You might have heard about those metered strikes that never happen. Or the fact that some islands in the world can only exist for a decade or so before being submerged by global warming, but they still exist half a century later. While global warming may be a threat, are we getting fake survival warnings to prepare ourselves when there is still time?

All major issues concerning individual nations like the 2016 Presidential election in US and the Brexit vote in the United Kingdom or those issues that are of concern to the whole world like the issue of global warming and climate change are threatened by http://plankeniers.nl/ fake news which can lead to catastrophic results. While the subject of fake news has gained a wider audience following the 2016 US election, fake news has still had a worrisome impact on us.

Fake news is not a recent phenomenon and has existed for a long time but its impact has become more widespread with the spread of the internet and social media. The fake news phenomenon has been aided by the rapid expansion of the digital medium and its capacity to deliver any message across the globe at lightening fast speed. It leads to a situation where such fake news can’t be checked, verified or challenged before it is made available worldwide.

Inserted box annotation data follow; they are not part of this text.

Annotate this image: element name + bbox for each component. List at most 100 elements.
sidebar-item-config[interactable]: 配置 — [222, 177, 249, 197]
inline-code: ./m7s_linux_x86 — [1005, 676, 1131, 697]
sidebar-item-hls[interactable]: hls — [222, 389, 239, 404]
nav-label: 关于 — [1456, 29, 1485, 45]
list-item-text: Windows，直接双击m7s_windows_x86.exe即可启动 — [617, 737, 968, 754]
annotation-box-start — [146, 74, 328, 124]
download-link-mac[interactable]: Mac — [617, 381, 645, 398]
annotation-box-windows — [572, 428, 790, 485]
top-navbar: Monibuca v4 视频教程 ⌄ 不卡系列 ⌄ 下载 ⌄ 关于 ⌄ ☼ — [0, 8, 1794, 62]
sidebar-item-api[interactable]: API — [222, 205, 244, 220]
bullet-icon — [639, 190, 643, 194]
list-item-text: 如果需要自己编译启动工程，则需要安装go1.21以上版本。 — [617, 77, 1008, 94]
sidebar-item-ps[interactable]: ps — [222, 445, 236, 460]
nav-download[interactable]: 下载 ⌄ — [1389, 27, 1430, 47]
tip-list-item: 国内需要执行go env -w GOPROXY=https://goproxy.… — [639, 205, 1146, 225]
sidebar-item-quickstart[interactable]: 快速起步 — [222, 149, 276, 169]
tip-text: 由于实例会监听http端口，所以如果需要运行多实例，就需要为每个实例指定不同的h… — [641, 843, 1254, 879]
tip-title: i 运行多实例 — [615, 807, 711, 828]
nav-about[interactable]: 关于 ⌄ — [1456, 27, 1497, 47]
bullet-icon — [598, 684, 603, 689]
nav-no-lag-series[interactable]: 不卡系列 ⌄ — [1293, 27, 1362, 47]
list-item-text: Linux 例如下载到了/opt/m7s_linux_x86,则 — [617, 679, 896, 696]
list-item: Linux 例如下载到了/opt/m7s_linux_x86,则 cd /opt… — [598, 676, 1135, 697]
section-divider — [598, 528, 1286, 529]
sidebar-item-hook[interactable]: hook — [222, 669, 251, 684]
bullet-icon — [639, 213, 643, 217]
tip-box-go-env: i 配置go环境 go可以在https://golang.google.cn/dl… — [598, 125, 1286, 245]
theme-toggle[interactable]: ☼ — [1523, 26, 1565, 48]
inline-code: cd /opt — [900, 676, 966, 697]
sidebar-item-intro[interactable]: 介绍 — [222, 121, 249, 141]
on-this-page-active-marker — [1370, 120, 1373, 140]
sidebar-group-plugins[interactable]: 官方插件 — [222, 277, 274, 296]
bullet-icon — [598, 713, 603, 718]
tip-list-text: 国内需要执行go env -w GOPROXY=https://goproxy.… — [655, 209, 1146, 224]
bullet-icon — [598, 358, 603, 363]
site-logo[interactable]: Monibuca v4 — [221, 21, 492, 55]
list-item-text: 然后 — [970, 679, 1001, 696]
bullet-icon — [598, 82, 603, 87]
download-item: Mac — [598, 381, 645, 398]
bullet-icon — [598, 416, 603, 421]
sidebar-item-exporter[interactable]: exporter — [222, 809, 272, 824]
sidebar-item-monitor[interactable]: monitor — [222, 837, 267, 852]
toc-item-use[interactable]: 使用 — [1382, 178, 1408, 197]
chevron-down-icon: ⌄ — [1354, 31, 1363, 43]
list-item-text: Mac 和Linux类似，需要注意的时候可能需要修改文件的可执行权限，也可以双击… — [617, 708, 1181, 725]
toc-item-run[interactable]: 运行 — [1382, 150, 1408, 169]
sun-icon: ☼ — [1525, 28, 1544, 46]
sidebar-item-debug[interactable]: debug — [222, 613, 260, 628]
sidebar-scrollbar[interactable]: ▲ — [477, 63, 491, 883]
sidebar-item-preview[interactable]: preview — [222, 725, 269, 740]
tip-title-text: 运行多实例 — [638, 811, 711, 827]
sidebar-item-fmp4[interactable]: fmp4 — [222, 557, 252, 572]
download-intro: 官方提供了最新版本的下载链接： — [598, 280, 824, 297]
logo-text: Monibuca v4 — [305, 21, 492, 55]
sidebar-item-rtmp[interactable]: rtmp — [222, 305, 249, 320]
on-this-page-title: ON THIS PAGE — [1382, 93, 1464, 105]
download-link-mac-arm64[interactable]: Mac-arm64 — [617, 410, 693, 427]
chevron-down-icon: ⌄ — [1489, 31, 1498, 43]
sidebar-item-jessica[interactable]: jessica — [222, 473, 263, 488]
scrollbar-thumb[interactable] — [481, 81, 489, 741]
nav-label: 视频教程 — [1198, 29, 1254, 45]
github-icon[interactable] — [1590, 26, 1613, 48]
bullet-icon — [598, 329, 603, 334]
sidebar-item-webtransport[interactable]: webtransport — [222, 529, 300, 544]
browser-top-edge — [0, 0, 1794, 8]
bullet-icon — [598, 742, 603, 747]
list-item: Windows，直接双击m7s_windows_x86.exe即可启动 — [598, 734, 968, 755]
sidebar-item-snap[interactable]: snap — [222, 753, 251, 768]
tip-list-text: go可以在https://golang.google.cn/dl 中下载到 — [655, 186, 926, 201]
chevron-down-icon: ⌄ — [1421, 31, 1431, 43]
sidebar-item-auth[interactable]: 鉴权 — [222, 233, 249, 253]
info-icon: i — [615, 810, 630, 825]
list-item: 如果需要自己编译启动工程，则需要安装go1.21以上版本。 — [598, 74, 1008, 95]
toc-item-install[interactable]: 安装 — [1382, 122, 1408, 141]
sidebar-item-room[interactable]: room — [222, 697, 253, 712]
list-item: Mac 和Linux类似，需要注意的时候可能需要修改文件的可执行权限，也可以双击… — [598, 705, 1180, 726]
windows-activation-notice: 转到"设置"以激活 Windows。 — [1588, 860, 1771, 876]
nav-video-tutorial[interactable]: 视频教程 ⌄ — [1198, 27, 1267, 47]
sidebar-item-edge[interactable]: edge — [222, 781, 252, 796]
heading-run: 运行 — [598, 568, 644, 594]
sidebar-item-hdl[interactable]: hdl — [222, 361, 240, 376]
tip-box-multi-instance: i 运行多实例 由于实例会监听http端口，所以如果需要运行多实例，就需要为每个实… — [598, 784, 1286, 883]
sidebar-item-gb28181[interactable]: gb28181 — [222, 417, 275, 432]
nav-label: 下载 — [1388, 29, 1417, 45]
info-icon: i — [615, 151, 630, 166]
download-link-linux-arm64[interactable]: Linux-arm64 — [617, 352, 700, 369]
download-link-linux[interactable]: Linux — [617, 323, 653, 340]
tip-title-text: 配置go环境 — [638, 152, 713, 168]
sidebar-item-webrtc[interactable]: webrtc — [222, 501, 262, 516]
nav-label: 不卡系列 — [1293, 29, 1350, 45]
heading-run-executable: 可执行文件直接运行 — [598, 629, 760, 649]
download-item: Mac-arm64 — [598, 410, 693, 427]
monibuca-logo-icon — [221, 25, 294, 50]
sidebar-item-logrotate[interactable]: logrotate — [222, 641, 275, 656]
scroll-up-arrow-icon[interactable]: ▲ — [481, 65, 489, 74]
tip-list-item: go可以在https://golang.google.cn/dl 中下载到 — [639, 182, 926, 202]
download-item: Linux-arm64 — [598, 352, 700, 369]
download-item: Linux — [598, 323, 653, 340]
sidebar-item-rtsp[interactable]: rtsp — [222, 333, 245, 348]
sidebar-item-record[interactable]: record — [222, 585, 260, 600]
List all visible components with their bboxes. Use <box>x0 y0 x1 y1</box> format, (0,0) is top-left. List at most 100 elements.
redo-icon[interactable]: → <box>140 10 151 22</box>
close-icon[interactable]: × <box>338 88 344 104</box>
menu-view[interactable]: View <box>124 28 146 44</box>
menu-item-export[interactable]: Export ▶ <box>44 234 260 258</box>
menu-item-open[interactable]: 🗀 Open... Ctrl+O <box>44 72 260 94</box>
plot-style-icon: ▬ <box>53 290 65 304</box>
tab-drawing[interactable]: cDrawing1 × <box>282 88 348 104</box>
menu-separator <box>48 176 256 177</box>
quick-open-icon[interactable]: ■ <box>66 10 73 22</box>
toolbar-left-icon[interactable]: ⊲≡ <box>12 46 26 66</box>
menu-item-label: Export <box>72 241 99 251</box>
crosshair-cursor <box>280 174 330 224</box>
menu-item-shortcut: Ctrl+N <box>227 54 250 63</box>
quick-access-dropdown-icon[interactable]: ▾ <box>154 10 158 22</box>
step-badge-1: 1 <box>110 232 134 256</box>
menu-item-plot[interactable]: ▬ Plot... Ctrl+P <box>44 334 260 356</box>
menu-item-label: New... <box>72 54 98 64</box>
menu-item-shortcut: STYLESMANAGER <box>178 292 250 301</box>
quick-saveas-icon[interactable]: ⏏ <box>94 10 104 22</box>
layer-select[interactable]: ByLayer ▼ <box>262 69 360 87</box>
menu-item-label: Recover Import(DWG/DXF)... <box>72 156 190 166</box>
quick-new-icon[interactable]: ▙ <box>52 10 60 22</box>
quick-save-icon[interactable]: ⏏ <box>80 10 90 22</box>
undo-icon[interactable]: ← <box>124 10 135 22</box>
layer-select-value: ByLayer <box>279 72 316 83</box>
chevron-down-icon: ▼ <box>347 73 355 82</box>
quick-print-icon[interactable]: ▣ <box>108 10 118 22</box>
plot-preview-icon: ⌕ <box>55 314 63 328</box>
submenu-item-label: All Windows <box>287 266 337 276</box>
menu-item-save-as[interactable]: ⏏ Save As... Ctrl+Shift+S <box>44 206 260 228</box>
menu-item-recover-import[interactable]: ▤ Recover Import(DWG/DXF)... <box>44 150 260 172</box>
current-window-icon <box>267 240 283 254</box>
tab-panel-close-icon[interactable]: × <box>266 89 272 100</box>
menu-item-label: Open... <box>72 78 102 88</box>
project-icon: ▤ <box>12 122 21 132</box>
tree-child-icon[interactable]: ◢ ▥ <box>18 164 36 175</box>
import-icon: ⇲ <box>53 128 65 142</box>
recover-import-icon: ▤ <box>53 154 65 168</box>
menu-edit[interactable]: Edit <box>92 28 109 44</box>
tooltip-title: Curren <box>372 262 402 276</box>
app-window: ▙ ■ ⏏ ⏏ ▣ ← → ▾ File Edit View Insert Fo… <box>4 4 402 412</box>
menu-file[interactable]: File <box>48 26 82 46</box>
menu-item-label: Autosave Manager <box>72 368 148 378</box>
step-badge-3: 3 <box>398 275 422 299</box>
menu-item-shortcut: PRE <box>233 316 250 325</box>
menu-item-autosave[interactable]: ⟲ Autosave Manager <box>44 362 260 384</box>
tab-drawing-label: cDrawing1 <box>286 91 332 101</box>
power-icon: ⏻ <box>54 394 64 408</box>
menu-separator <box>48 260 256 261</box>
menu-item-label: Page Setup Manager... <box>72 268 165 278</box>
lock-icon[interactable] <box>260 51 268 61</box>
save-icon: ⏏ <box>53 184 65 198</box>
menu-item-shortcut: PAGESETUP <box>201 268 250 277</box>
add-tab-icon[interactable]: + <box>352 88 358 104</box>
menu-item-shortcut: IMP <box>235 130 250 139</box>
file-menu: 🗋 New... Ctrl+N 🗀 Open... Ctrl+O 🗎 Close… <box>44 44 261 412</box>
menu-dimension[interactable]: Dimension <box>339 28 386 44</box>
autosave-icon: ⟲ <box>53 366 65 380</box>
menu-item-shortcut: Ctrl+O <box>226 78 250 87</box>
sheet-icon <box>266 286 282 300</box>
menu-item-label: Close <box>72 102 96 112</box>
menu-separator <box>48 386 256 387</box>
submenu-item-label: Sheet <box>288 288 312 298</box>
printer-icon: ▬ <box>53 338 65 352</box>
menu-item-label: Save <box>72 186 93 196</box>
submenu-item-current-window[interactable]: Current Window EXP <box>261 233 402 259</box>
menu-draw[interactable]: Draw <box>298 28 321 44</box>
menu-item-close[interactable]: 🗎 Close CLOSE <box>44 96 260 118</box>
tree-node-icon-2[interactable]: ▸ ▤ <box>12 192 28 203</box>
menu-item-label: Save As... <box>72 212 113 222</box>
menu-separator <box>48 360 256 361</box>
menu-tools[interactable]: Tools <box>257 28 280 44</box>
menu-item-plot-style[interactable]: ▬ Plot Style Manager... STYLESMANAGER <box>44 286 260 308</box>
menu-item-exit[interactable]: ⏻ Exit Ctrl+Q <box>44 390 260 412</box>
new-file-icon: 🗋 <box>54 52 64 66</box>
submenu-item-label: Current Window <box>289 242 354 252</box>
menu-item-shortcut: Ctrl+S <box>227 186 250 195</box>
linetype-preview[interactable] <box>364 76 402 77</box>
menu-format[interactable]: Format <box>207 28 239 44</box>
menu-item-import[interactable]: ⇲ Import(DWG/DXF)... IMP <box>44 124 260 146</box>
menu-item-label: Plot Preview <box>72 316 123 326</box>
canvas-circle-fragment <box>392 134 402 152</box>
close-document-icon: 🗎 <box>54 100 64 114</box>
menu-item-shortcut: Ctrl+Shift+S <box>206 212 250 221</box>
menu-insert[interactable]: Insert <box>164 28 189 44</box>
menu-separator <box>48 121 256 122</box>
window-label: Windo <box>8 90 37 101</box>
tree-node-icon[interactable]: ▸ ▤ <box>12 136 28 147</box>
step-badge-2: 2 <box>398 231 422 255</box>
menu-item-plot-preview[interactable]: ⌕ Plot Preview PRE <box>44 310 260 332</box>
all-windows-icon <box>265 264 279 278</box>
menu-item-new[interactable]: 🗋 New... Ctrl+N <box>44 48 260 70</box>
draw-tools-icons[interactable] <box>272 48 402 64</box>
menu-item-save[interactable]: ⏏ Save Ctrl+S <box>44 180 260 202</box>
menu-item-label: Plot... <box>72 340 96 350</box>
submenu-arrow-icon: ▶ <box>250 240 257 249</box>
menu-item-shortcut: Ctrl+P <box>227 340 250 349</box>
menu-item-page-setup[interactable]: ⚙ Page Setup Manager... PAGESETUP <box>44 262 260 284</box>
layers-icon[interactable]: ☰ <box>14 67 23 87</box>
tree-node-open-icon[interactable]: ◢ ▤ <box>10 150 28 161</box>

Scientists grapple with fake news. Scientists studying climate change are grappling with this phenomenon of fake news which is able to sow the seeds of confusion in the minds of both the general public whose support is necessary to implement changes to save the environment as well as the decision makers who have the responsibility of making decisions which even if painful are necessary to stop further environmental damage.

In such a scenario it is necessary that scientists step up their efforts for wider dissemination of correct and factual data so that people become more science literate and can appreciate facts as they are and are not swayed by misinformation campaigns and deliberately leaked fake news. World bodies like the United Nations believes that the 2030 sustainable development goals can be met only if scientific literature and discoveries get a wider audience.

The misinformation campaigns and deliberately leaked fake news and controversies have led to a situation where polls both in the US and UK show that even though a large majority of scientists agree to the fact that climate change phenomenon of the modern era is largely fueled by human activities, the general populace is not aware of such unanimity on the issue while many believe that it is still an unsettled issue. Such a large scale denial of climate change and its causes is a direct result of the failure of the scientific community to effectively challenge fake news about the issue.

A change of habits is needed. In their quest of wider dissemination of correct and factual data, scientists must change their long ingrained habit of sharing information among the scientific community as their prime objective and instead must develop the habit of sharing their information not only with the scientific community but with the general public also.